Nicholas Emiliou (born 14 June 1963) is a Cypriot diplomat and jurist. Since 2026, he has served as a judge at the European Court of Human Rights in respect of Cyprus. Previously he has worked as Permanent Representative of Cyprus to the European Union from 2017 to 2021 and as an Advocate General at the European Court of Justice from 2021 to 2026.

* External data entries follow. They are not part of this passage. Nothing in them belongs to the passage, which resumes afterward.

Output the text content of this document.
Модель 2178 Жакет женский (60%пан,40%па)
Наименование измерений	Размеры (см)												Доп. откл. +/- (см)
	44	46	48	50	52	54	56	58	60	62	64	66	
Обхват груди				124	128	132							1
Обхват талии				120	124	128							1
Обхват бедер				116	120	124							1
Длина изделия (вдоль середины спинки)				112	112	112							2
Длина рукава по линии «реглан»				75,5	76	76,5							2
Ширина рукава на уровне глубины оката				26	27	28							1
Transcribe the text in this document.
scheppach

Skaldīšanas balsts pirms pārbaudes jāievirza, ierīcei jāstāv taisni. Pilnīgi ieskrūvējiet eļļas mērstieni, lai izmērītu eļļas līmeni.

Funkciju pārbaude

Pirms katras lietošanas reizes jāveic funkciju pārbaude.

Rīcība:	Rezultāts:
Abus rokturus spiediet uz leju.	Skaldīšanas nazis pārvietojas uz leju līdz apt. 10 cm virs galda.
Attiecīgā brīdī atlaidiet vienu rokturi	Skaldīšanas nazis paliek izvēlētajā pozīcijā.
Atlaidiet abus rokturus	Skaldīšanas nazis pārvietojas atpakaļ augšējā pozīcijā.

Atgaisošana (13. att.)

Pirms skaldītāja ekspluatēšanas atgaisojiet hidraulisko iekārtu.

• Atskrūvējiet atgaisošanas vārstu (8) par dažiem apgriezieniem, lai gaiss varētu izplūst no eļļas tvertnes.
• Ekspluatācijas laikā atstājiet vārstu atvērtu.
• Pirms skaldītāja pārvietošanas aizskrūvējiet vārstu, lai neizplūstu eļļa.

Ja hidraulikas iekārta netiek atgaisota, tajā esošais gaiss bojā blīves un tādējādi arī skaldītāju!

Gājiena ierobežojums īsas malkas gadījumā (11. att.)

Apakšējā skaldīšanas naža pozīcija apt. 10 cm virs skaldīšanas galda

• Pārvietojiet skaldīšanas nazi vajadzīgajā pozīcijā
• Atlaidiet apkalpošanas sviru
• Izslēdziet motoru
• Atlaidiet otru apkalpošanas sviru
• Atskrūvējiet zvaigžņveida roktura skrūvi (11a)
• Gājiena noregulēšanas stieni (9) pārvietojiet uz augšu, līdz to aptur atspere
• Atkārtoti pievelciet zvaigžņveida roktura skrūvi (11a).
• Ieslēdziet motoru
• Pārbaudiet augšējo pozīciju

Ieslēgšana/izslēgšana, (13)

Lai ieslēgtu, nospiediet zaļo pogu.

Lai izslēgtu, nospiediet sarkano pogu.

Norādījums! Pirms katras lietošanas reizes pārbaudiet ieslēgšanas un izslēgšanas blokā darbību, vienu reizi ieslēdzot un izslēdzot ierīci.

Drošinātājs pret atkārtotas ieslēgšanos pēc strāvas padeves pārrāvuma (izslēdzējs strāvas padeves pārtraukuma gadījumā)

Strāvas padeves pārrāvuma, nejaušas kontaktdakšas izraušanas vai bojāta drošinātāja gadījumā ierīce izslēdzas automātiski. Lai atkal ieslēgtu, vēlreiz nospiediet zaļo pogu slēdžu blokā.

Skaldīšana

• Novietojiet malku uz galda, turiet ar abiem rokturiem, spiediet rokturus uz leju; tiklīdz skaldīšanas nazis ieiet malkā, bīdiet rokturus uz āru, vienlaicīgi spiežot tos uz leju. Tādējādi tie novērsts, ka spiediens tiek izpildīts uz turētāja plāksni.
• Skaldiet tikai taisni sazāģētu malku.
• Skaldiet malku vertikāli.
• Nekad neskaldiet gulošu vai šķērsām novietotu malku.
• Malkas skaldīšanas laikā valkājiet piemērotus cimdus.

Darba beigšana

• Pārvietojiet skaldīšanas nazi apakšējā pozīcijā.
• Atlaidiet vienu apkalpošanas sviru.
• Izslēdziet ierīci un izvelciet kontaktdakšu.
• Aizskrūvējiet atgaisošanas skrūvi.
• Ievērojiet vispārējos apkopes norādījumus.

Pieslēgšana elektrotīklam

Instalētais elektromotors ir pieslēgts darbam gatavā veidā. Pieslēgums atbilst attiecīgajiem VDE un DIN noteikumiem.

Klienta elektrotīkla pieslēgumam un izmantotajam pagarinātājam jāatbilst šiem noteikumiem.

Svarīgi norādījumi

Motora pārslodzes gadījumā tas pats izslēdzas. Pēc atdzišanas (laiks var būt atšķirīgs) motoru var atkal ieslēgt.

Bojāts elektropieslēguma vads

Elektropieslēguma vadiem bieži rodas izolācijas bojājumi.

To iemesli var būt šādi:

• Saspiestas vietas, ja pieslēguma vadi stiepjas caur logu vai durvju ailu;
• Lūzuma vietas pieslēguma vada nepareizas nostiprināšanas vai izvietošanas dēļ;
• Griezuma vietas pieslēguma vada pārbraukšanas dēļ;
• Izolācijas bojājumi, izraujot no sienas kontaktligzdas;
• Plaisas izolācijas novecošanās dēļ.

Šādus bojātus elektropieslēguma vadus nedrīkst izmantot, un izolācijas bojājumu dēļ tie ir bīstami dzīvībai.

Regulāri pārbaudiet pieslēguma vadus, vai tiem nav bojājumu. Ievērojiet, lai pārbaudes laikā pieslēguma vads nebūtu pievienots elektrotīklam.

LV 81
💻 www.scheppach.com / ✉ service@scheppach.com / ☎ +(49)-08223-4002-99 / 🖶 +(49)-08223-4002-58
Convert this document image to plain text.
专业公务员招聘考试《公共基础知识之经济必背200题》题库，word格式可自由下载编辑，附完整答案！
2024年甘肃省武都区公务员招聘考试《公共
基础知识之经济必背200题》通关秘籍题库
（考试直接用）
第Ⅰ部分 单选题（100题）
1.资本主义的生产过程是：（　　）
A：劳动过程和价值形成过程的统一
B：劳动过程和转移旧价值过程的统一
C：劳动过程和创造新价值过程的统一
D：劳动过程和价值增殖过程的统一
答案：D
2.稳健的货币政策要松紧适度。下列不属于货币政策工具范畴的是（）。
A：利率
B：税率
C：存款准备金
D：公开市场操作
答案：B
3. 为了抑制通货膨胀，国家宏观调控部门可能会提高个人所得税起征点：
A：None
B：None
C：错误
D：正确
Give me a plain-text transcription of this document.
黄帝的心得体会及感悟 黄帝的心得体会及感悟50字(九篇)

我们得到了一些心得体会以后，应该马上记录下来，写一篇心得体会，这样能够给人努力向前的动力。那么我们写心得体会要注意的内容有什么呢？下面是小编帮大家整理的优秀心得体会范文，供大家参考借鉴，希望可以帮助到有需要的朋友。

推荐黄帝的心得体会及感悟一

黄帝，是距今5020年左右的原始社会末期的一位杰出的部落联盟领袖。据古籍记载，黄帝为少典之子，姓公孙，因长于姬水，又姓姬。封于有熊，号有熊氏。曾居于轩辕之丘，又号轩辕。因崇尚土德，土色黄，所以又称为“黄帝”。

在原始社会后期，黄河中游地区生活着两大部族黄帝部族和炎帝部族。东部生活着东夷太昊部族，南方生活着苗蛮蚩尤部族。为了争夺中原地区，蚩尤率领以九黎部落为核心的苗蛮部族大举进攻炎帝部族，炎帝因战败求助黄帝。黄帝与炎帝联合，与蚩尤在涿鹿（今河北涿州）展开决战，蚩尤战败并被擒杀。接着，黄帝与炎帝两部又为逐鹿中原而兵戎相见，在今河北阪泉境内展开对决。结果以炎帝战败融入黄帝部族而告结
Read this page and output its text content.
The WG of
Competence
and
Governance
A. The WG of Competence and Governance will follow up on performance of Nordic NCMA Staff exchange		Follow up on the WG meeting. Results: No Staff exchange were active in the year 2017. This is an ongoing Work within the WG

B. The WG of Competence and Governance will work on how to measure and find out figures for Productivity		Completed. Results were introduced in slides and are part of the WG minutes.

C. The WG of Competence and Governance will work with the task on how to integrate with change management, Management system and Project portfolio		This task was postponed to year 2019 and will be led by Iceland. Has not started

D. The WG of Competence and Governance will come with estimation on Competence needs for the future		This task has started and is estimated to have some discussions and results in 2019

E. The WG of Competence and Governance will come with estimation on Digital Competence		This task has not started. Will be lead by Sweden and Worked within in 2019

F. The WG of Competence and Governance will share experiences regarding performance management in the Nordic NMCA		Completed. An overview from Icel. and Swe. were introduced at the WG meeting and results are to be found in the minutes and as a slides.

== Education and university Career ==
He received an LL.M. (European Law) from the London School of Economics and Political Science in 1987 and a Ph.D. (Law) from University College London in 1991. He held various academic jobs in the United Kingdom from 1988 to 1997, at University College London, the University of Southampton, Queen Mary University of London and the University of Durham. During this time as a Fellow of the UCL Centre for European Law, he worked closely with his European law colleagues, Professor Valentine Korah, pioneer of antitrust law in the UK and notable competition lawyer Sir Basil Markesinis, David O'Keeffe and Margot Horspool. He also published many books and articles.

== Diplomatic career ==
Ambassador Emiliou joined the Ministry of Foreign Affairs of Cyprus in 1997 and was first appointed as Minister Plenipotentiary at the EU Division of the Ministry of Foreign Affairs in Nicosia. In 1998, he became Deputy Permanent Delegate of Cyprus to the European Union, and in 1999, became Ambassador Plenipotentiary and Extraordinary of the Republic of Cyprus in Ireland. In 2000, he was Promoted to the rank of the Ambassador of Cyprus. From 2002 to 2004, he was Permanent Representative of Cyprus to the Council of Europe in Strasbourg. From 2004 to 2008, he was Permanent Representative of Cyprus to the European Union and from 2008 to 2012, he was Permanent Secretary, that is, the senior permanent official of the Ministry of Foreign Affairs. In 2012, he was appointed Permanent Representative of Cyprus to the United Nations, which he left in 2017 to return to Brussels as Permanent Representative of Cyprus to the European Union.

== Judicial career ==
On 21 April 2021, Emiliou was appointed by the representatives of the governments of the EU member states to become an Advocate General at the European Court of Justice from 7 October 2021 to 6 October 2027.

On 27 January 2026, Emiliou was elected as a judge at the European Court of Human Rights (ECtHR) by the Parliamentary Assembly of the Council of Europe. His term of office at the ECtHR began on 27 April 2026.